Like humans, dogs can sometimes develop boils and carbuncles on their skin. While a carbuncle, or cluster of pus-filled boils, may be hidden by your pet's fur, it's important to identify its existence in order to determine proper treatment methods. If not relieved, carbuncles can cause your dog pain and discomfort.
The term "carbuncle" is used to refer to a cluster of boils that have formed underneath a human or animal's skin. Carbuncles can be identifed as a reasonably sized blobby mass. These lumps are full of pus which can contain infection, and a carbuncle forms when several nearby boils are connected by this infection. A boil can initially occur under the skin when a hair follicle becomes infected through bacteria, and in dogs, sometimes occurs due to a parasitic mite called the Demodex canis. This mite usually lives in the hair follicles of many mammals, but if your dog's immune system is weak, it may have a strong enough presence to cause breakouts of boils. Any allergy that may cause a dog to itch can also spread infection throughout boils and create a carbuncle. Sometimes, poor diet can contribute.

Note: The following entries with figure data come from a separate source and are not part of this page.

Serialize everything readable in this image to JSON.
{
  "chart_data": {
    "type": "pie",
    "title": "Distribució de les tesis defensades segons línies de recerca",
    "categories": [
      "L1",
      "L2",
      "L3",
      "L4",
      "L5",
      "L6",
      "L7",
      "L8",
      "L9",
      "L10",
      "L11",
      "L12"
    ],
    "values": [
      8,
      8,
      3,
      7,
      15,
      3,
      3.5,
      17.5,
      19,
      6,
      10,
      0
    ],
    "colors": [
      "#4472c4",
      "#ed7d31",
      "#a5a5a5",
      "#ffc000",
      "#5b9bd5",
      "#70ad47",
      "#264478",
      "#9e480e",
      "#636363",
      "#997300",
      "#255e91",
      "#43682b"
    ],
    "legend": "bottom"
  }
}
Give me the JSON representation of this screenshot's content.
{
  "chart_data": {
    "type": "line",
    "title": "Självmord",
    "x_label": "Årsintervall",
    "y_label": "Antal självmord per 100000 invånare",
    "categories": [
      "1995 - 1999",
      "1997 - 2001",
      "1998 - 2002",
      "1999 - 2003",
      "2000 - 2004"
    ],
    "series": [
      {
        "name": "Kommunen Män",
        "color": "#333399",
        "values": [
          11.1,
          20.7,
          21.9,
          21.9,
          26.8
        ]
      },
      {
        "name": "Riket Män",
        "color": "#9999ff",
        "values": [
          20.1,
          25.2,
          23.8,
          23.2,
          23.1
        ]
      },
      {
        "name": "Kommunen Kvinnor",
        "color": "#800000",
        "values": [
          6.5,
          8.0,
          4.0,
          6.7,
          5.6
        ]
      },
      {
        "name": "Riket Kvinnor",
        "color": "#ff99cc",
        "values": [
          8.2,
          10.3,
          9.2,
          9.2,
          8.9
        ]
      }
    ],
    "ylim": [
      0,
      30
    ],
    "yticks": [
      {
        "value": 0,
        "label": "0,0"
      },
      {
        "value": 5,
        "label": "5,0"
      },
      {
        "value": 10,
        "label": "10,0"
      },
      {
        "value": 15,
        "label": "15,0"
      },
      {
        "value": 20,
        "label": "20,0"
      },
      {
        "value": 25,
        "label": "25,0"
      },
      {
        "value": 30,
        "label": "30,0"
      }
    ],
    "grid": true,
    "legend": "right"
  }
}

In their most basic state, boils in dogs are typically not life-threatening and can sometimes heal on their own. Carbuncles, however, can cause a dog great pain, as they are larger pockets full of pus. Dogs suffering from debilitating carbuncles are lethargic and have stiffer movements. If the dog scratches or bites at the sore, it can become further infected and may require medical treatment to ensure it doesn't turn into a major, life-threatening infection.
You can identify carbuncles at home, but they often require veterinary care for treatment. A veterinarian can aspirate a carbuncle, drawing the pus out with a needle and causing the lump to go down. Pet owners hoping to help ease their pet's pain while waiting for a veterinary appointment can do so by applying a warm, damp washcloth to the affected area. This will also cause the pus to accumulate at a central point within the mass and hasten the draining process. Dogs who lick at infected areas can be controlled both before and after a carbuncle is drained with an Elizabethan collar.
Regular bathing cleanses your dog's skin and hair, making your dog's surface area a less-than-prime space for infection. Too much bathing, however, can dry out a dog's skin and therefore create other skin problems. Appropriate bathing schedules can vary for different breeds and individual dogs, so if you're unsure what is a good schedule for your pet, consult with a groomer. Any time your dog gets into a situation where bacteria could be prevalent -- such as swimming in a lake -- a bath is recommended to remove potential infectants. Additionally, pet owners should be careful with dogs who already have open wounds or sores that could turn into a worse infection. Do not let your dog get into dirty environments if he has open wounds or sores.